Su ve ateş yan yana gelir mi? Gece ile gündüz bir arada olur mu hiç? Aydınlık ve karanlığın birlikteliği mümkün müdür?
Ya Nurettin Yıldız ve Boğaziçi Üniversitesi…
Olasılık hesapları yapılabilseydi; herhalde ikisinin bir arada olma olasılığını sıfır çıkarırdık ama dünya tersine döndü ve bu münasebetsizlik yani Nurettin Yıldız ile Boğaziçi Üniversitesi’nin birlikte anılması AKP Türkiye’sinde gerçek oldu.
Nurettin Yıldız’ı biliriz, evliliğin yaşı olmadığını söyler; 6 yaşındaki kız çocuğunun evlendirilebileceğine dair fetva verir. “Evlilikle ilgili şeriatımız İslam’ın yaş haddi yoktur. Buluğ çağından önce de bir çocuk evlenebilir. (…) 10 yaşında, 7 yaşında, 6 yaşında, 78 yaşında yaşıyorsa 135 yaşında bir insan evlenmeye adaydır.” der.
Yabancı bir erkekle kadının asansörde yalnız kalması neticesinde İslam’a göre ‘halvet’ şartlarının oluşacağını söyler. “Asansör, bir apartmanın giriş katından sekizinci katına kadar çıkacak olan bir asansör. Halvet ortamı oluşturur mu? Yani yabancı bir erkek ve bir kadın giriş katında bindiler, sekizinci kata kadar çıkacaklar. Görünürde yani bir dakika, iki dakikayı geçmeyen bir yolculuk bu. Ama dinimizin bu konudaki hassasiyeti açısından bakıldığında… Halvet şartları, yani erkekle kadının kapalı bir ortamda bulunması durumu asansörde oluşmaktadır.”
Kadına şiddeti meşrulaştırmayı da eksik bırakmaz. “Kadınlar dayak yiyorsa şükretsin, Allah vur dediyse vardır bir hikmet!” der. Yorganın cinsel dürtüleri harekete geçirdiğini söyleyecek kadar da cinsel fanteziler üretir.
Kadına dayağı, çocuk istismarını meşrulaştıran bu şahsın Türkiye’nin güzide eğitim kurumlarından Boğaziçi Üniversitesi’nde konuşmacı olması kadar kahredici bir şey olmaz herhalde. Boğaziçi, dünyanın en iyi üniversiteleri arasında yeralan, ulusal/uluslar arası ölçekte saygınlığını kanıtlamışken bu vasatlığa kapı aralayamaz.

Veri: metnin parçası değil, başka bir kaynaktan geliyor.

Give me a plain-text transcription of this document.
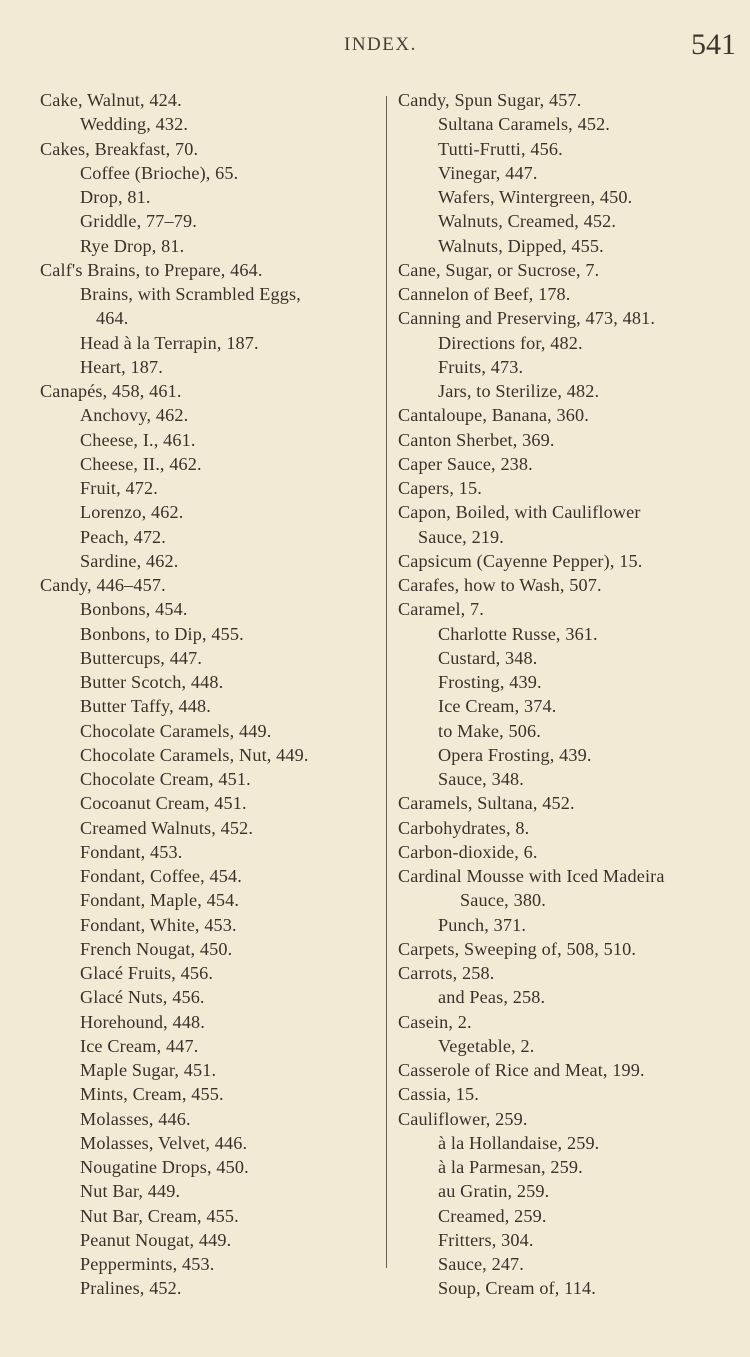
INDEX.	541
Cake, Walnut, 424.
Wedding, 432.
Cakes, Breakfast, 70.
Coffee (Brioche), 65.
Drop, 81.
Griddle, 77–79.
Rye Drop, 81.
Calf's Brains, to Prepare, 464.
Brains, with Scrambled Eggs,
464.
Head à la Terrapin, 187.
Heart, 187.
Canapés, 458, 461.
Anchovy, 462.
Cheese, I., 461.
Cheese, II., 462.
Fruit, 472.
Lorenzo, 462.
Peach, 472.
Sardine, 462.
Candy, 446–457.
Bonbons, 454.
Bonbons, to Dip, 455.
Buttercups, 447.
Butter Scotch, 448.
Butter Taffy, 448.
Chocolate Caramels, 449.
Chocolate Caramels, Nut, 449.
Chocolate Cream, 451.
Cocoanut Cream, 451.
Creamed Walnuts, 452.
Fondant, 453.
Fondant, Coffee, 454.
Fondant, Maple, 454.
Fondant, White, 453.
French Nougat, 450.
Glacé Fruits, 456.
Glacé Nuts, 456.
Horehound, 448.
Ice Cream, 447.
Maple Sugar, 451.
Mints, Cream, 455.
Molasses, 446.
Molasses, Velvet, 446.
Nougatine Drops, 450.
Nut Bar, 449.
Nut Bar, Cream, 455.
Peanut Nougat, 449.
Peppermints, 453.
Pralines, 452.
Candy, Spun Sugar, 457.
Sultana Caramels, 452.
Tutti-Frutti, 456.
Vinegar, 447.
Wafers, Wintergreen, 450.
Walnuts, Creamed, 452.
Walnuts, Dipped, 455.
Cane, Sugar, or Sucrose, 7.
Cannelon of Beef, 178.
Canning and Preserving, 473, 481.
Directions for, 482.
Fruits, 473.
Jars, to Sterilize, 482.
Cantaloupe, Banana, 360.
Canton Sherbet, 369.
Caper Sauce, 238.
Capers, 15.
Capon, Boiled, with Cauliflower
Sauce, 219.
Capsicum (Cayenne Pepper), 15.
Carafes, how to Wash, 507.
Caramel, 7.
Charlotte Russe, 361.
Custard, 348.
Frosting, 439.
Ice Cream, 374.
to Make, 506.
Opera Frosting, 439.
Sauce, 348.
Caramels, Sultana, 452.
Carbohydrates, 8.
Carbon-dioxide, 6.
Cardinal Mousse with Iced Madeira
Sauce, 380.
Punch, 371.
Carpets, Sweeping of, 508, 510.
Carrots, 258.
and Peas, 258.
Casein, 2.
Vegetable, 2.
Casserole of Rice and Meat, 199.
Cassia, 15.
Cauliflower, 259.
à la Hollandaise, 259.
à la Parmesan, 259.
au Gratin, 259.
Creamed, 259.
Fritters, 304.
Sauce, 247.
Soup, Cream of, 114.
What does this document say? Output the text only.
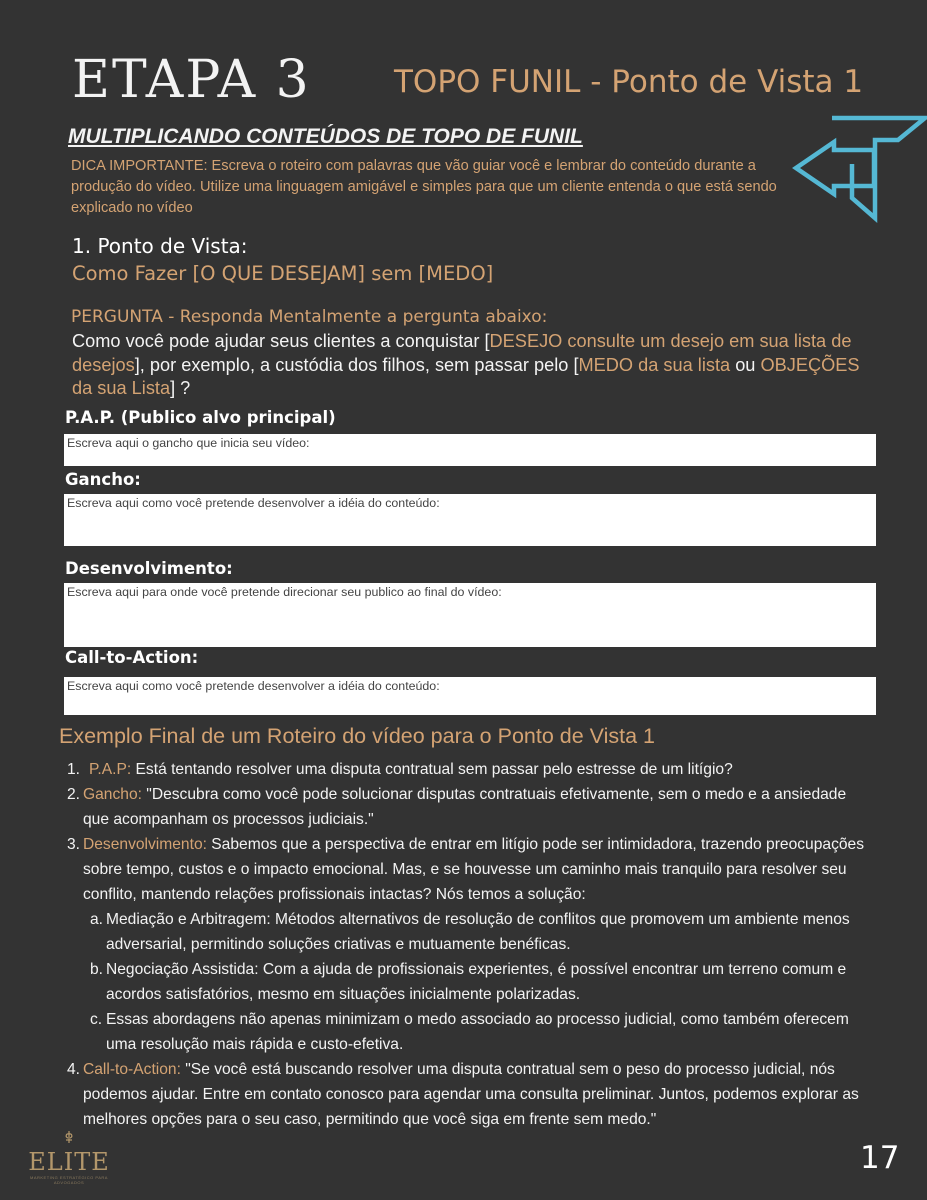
ETAPA 3	TOPO FUNIL - Ponto de Vista 1
MULTIPLICANDO CONTEÚDOS DE TOPO DE FUNIL
DICA IMPORTANTE: Escreva o roteiro com palavras que vão guiar você e lembrar do conteúdo durante a produção do vídeo. Utilize uma linguagem amigável e simples para que um cliente entenda o que está sendo explicado no vídeo
1. Ponto de Vista:
Como Fazer [O QUE DESEJAM] sem [MEDO]
PERGUNTA - Responda Mentalmente a pergunta abaixo:
Como você pode ajudar seus clientes a conquistar [DESEJO consulte um desejo em sua lista de desejos], por exemplo, a custódia dos filhos, sem passar pelo [MEDO da sua lista ou OBJEÇÕES da sua Lista] ?
P.A.P. (Publico alvo principal)
Escreva aqui o gancho que inicia seu vídeo:
Gancho:
Escreva aqui como você pretende desenvolver a idéia do conteúdo:
Desenvolvimento:
Escreva aqui para onde você pretende direcionar seu publico ao final do vídeo:
Call-to-Action:
Escreva aqui como você pretende desenvolver a idéia do conteúdo:
Exemplo Final de um Roteiro do vídeo para o Ponto de Vista 1
1. P.A.P: Está tentando resolver uma disputa contratual sem passar pelo estresse de um litígio?
2. Gancho: "Descubra como você pode solucionar disputas contratuais efetivamente, sem o medo e a ansiedade que acompanham os processos judiciais."
3. Desenvolvimento: Sabemos que a perspectiva de entrar em litígio pode ser intimidadora, trazendo preocupações sobre tempo, custos e o impacto emocional. Mas, e se houvesse um caminho mais tranquilo para resolver seu conflito, mantendo relações profissionais intactas? Nós temos a solução:
a. Mediação e Arbitragem: Métodos alternativos de resolução de conflitos que promovem um ambiente menos adversarial, permitindo soluções criativas e mutuamente benéficas.
b. Negociação Assistida: Com a ajuda de profissionais experientes, é possível encontrar um terreno comum e acordos satisfatórios, mesmo em situações inicialmente polarizadas.
c. Essas abordagens não apenas minimizam o medo associado ao processo judicial, como também oferecem uma resolução mais rápida e custo-efetiva.
4. Call-to-Action: "Se você está buscando resolver uma disputa contratual sem o peso do processo judicial, nós podemos ajudar. Entre em contato conosco para agendar uma consulta preliminar. Juntos, podemos explorar as melhores opções para o seu caso, permitindo que você siga em frente sem medo."
ELITE
MARKETING ESTRATÉGICO PARA ADVOGADOS
17
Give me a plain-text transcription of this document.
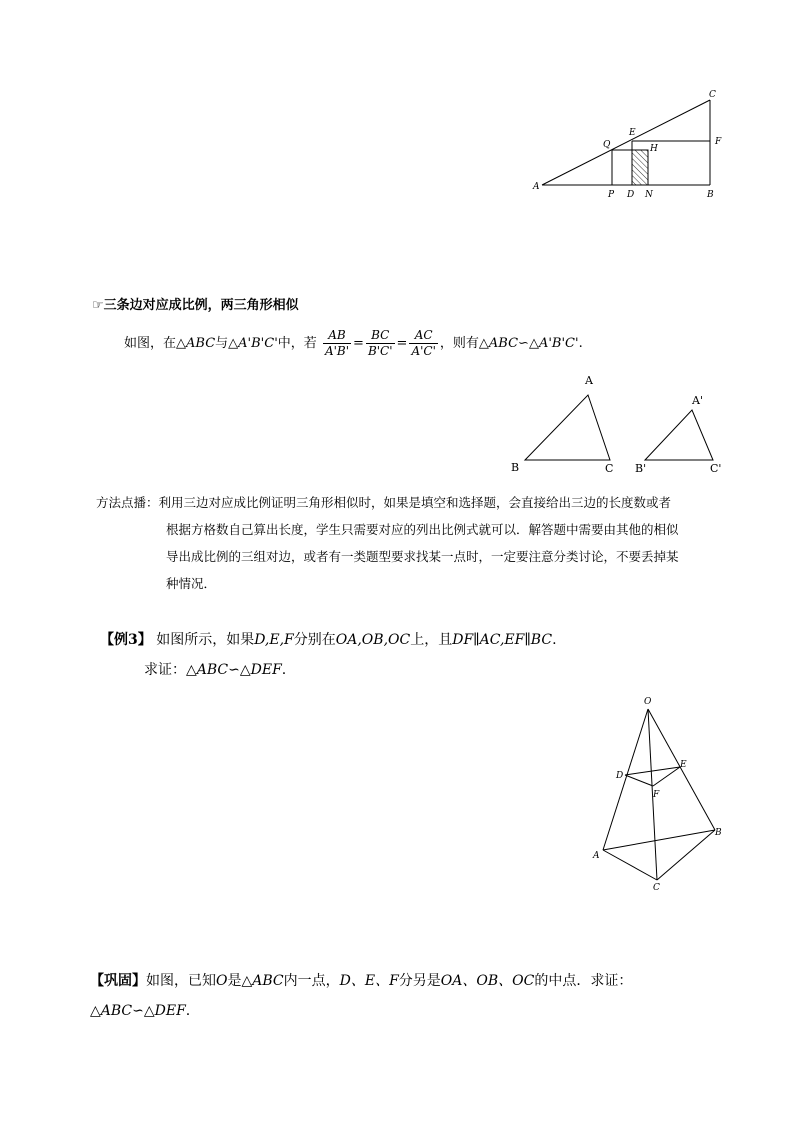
C
E
Q	H
F
A
P D N	B
☞三条边对应成比例，两三角形相似
如图，在△ABC与△A'B'C'中，若 $\frac{AB}{A'B'} = \frac{BC}{B'C'} = \frac{AC}{A'C'}$ ，则有△ABC∽△A'B'C'.
A
B	C
A'
B'	C'
方法点播：利用三边对应成比例证明三角形相似时，如果是填空和选择题，会直接给出三边的长度数或者
根据方格数自己算出长度，学生只需要对应的列出比例式就可以．解答题中需要由其他的相似
导出成比例的三组对边，或者有一类题型要求找某一点时，一定要注意分类讨论，不要丢掉某
种情况．
【例3】 如图所示，如果D,E,F分别在OA,OB,OC上，且DF∥AC,EF∥BC.
求证：△ABC∽△DEF.
O
D
E
F
A
B
C
【巩固】如图，已知O是△ABC内一点，D、E、F分另是OA、OB、OC的中点．求证：
△ABC∽△DEF.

Nurettin Yıldız gibi çağdışı bir isme üniversitenin kapılarını açtıran elbette ki, siyasi müdahaleler. Liyakatsiz rektör atamalarıyla üniversite, AKP’nin arka bahçesi haline getirildi ve bu çerçevede Boğaziçi Üniversitesi İslam Araştırmaları Kulübü ve “Boğaziçi Üniversitesi Geliştirme Vakfı kuruldu.
Sanki düşman topraklarıymış gibi kendisine benzemeyen her kuruluşu, her mevziyi fethetme anlayışındaki iktidar yandaşlarının yapıp yapabileceği en iyi iş, Nurettin Yıldız’ı konuşturmaktı. Bu hiç şaşırtıcı değil. Biz, üniversitelerin üniversite olmaktan çıkarılıp her birinin medreseleştirilmek istendiğinin farkındayız zaten.
Siyasi müdahalelerin başlamasıyla birlikte üniversitelerdeki eğitim kalitesinin düşmesi tesadüf olamaz. Nitekim, Boğaziçi Üniversitesi de irtifa kaybediyor; hem bölgesel hem dünya sıralamalarında geriliyor. Atıf alan yayın sayısı düşüyor; AR-GE’ye ayırdığı bütçe azalıyor.
İktidar, sorgulayan değil biat eden “dindar ve kindar” bir gençlikten yana. İstiyorlar ki, Boğaziçi, ODTÜ, Mülkiye, Şırnak’taki, Iğdır’daki üniversiteler gibi vasatlaşsın ve bir taşra üniversitesi olup çıksın.
Tıpkı ülkenin fen liselerinin yok edilmesi, tüm eğitim sisteminin imam hatipleştirilmesi gibi üniversiteler de her birinde bir başka tarikat cemaat yapılanmasının oluştuğu “yüksek liseler” haline getirilmek isteniyor.
Ancak, kimsenin Nurettin Yıldız gibilerin çarpık zihniyetine yenilmek gibi bir niyeti yok. Boğaziçi öğrencilerinin kadına şiddeti, çocuk evliliğini savunan birinden öğreneceği bir din de yok.